Democrats contend the change would result in roughly 700,000 losing coverage.

“I have tried for months to negotiate with Republicans to develop a bipartisan compromise. But House Republicans chose to spend the first nine months of this year trying to repeal the Affordable Care Act,” Rep. Frank Pallone Jr., New Jersey Democrat, said. “They failed, but now House Republicans are using the reauthorization of CHIP and Community Health Centers as a way to once again sabotage the ACA.”

It is unclear if the House bill can pass in the Senate, where at least eight Democrats would have to sign onto the plan to overcome a filibuster.

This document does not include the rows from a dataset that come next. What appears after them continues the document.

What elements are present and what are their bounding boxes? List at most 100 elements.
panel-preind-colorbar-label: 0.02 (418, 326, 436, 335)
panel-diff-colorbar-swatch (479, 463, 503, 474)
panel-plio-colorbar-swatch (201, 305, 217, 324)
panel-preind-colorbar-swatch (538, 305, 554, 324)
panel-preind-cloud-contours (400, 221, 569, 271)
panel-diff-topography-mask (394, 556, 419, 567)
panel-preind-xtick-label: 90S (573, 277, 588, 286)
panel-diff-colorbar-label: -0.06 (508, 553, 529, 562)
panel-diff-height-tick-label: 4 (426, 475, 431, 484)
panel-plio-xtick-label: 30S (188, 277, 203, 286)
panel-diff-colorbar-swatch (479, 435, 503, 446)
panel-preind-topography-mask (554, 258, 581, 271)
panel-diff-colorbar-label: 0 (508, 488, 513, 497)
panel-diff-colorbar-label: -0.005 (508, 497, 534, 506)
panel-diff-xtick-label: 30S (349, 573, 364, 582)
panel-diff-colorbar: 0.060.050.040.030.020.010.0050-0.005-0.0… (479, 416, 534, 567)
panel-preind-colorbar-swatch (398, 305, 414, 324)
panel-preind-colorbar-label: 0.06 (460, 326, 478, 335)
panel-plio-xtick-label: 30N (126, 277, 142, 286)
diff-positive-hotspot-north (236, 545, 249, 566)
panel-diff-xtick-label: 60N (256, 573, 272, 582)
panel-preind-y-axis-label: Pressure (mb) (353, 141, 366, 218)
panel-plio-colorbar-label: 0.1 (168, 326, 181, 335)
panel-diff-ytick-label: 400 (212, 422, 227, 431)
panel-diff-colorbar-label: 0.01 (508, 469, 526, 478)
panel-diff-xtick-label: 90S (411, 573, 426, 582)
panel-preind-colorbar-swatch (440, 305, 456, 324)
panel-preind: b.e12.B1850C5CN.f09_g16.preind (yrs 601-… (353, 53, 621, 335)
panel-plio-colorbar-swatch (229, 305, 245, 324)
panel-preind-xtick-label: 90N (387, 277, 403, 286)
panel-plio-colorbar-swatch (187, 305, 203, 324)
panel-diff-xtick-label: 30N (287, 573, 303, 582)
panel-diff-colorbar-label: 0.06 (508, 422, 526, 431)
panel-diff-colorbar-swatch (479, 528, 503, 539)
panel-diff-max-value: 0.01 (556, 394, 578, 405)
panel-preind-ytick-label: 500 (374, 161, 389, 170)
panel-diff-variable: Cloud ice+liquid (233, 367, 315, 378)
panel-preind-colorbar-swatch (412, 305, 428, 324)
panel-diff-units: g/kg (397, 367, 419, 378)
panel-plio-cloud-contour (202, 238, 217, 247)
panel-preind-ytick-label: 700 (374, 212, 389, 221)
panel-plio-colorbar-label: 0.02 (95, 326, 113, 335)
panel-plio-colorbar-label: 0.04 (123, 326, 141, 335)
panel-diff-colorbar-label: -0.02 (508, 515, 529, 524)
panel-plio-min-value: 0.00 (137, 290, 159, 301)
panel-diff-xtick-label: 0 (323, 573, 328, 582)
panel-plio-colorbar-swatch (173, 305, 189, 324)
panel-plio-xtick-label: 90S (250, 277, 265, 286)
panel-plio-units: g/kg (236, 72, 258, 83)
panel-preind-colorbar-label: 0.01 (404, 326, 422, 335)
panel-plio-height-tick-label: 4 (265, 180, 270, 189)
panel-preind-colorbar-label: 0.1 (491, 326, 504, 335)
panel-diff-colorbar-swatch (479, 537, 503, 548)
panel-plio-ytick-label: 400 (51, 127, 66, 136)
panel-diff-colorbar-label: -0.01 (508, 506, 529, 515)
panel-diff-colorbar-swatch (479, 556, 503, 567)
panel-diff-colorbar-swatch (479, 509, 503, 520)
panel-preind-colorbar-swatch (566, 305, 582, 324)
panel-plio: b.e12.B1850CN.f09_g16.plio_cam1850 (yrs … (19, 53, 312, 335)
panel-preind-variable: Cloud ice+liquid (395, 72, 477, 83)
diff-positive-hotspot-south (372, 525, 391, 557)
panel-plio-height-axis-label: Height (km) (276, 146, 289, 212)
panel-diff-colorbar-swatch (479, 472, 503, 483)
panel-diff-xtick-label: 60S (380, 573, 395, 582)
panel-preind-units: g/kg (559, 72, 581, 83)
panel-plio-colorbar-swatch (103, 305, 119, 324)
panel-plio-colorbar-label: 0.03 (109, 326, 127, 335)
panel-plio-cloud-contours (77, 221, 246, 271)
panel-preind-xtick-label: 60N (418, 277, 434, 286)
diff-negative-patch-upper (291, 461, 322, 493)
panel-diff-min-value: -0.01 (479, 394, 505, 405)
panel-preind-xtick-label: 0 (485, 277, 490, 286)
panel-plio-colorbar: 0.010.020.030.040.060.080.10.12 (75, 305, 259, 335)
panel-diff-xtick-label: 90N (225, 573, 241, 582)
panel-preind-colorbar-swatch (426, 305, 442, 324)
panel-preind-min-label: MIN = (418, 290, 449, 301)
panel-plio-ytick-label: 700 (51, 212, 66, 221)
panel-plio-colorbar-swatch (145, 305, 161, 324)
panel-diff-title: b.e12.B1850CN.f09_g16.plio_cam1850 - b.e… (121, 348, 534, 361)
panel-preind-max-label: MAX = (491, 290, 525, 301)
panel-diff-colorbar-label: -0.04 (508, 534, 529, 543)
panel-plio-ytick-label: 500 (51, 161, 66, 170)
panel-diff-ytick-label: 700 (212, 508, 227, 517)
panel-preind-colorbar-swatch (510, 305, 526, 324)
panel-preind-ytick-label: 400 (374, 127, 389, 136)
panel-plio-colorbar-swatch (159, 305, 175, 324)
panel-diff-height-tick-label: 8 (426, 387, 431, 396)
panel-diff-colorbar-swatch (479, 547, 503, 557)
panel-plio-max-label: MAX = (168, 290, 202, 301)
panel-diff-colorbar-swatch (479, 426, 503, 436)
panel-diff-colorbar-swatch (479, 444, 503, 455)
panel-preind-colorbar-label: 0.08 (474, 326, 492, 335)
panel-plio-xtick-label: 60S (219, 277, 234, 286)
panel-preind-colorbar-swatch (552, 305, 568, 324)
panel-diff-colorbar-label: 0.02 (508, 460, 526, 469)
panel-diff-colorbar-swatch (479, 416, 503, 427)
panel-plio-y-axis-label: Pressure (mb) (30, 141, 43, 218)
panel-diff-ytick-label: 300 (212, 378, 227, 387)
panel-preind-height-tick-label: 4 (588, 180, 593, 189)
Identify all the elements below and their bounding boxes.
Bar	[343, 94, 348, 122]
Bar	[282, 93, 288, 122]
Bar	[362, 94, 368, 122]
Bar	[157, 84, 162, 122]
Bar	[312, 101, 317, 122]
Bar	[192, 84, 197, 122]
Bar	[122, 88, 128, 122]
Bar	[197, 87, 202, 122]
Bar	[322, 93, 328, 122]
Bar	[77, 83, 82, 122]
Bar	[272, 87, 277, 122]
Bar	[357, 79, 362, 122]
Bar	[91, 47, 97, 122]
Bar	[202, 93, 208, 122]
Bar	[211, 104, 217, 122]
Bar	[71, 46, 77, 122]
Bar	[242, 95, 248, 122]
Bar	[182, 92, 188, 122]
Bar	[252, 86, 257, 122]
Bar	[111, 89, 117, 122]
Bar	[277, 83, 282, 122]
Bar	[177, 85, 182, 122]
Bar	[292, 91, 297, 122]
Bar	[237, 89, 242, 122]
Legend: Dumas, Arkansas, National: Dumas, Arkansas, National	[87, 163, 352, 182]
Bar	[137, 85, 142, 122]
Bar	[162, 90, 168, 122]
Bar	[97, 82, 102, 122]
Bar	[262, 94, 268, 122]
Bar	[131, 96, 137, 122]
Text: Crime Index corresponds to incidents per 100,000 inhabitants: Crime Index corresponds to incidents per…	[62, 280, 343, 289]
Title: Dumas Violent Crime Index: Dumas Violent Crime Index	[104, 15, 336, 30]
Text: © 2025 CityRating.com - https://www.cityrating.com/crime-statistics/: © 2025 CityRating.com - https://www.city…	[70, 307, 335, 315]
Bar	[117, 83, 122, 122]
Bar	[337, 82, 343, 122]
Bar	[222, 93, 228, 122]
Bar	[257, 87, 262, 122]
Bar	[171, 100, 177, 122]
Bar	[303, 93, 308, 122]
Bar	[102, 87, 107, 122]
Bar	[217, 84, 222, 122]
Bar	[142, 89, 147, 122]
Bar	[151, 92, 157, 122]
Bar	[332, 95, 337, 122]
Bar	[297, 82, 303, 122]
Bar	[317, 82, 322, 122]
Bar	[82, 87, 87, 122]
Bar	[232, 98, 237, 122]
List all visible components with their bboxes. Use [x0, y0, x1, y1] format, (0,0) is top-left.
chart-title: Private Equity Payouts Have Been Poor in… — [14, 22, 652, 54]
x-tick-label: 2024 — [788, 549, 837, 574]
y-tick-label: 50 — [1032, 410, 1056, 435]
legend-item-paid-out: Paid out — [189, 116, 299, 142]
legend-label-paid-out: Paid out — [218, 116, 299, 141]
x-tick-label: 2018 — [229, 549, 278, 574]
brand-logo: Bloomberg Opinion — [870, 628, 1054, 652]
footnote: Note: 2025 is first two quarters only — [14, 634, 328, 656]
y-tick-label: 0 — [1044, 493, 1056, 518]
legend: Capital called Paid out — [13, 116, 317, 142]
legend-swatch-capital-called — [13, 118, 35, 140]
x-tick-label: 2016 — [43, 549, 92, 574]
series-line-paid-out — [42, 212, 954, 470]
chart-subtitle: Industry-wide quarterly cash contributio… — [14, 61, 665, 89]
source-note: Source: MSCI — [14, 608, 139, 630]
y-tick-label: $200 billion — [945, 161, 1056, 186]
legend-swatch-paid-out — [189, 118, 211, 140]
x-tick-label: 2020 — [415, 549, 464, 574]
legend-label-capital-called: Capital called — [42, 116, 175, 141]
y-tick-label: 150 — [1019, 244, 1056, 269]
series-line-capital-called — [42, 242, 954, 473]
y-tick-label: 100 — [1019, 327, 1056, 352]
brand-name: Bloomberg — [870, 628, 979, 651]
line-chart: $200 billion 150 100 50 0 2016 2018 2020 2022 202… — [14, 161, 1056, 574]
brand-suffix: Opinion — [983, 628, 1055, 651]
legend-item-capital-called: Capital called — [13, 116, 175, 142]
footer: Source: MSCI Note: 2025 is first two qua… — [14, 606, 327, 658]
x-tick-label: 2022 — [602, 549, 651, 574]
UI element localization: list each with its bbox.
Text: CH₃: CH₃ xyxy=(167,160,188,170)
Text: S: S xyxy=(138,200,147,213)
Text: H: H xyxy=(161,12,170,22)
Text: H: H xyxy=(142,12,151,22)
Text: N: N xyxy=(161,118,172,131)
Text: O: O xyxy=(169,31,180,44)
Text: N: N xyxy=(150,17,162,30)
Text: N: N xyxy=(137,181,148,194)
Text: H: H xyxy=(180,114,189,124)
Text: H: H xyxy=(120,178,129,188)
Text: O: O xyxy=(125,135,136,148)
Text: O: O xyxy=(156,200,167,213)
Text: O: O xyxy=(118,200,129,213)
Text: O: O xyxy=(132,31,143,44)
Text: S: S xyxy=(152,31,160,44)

Senate Republicans couldn’t even get all of their own troops on board a plan to repeal and replace Obamacare earlier this year, much less win any Democratic votes.

Defectors balked at the secretive, partisan process that led to the repeal bill. They also said the uninsured rate would balloon.

Repealing the individual mandate alone would result in 15 million fewer Americans holding insurance but would save taxpayers $416 billion over the 10-year budget window, according to the Congressional Budget Office.

GOP lawmakers, who ridiculed the CBO’s 15 million estimate during the repeal debate, now want to claim the $400 billion in savings.

That’s inconsistent, said Timothy Jost, a law professor at Washington and Lee University in Virginia who closely tracks the debate.

“Savings are totally driven by lower enrollments, so it seems to me that they have to accept the higher number of the uninsured number if they accept the savings number,” Mr. Jost said. “Of course, they will argue that the higher number of the uninsured is due to people dropping coverage that they did not want anyway.”

Mr. Jost said he suspects both the uninsured numbers and savings numbers are “on the high side.”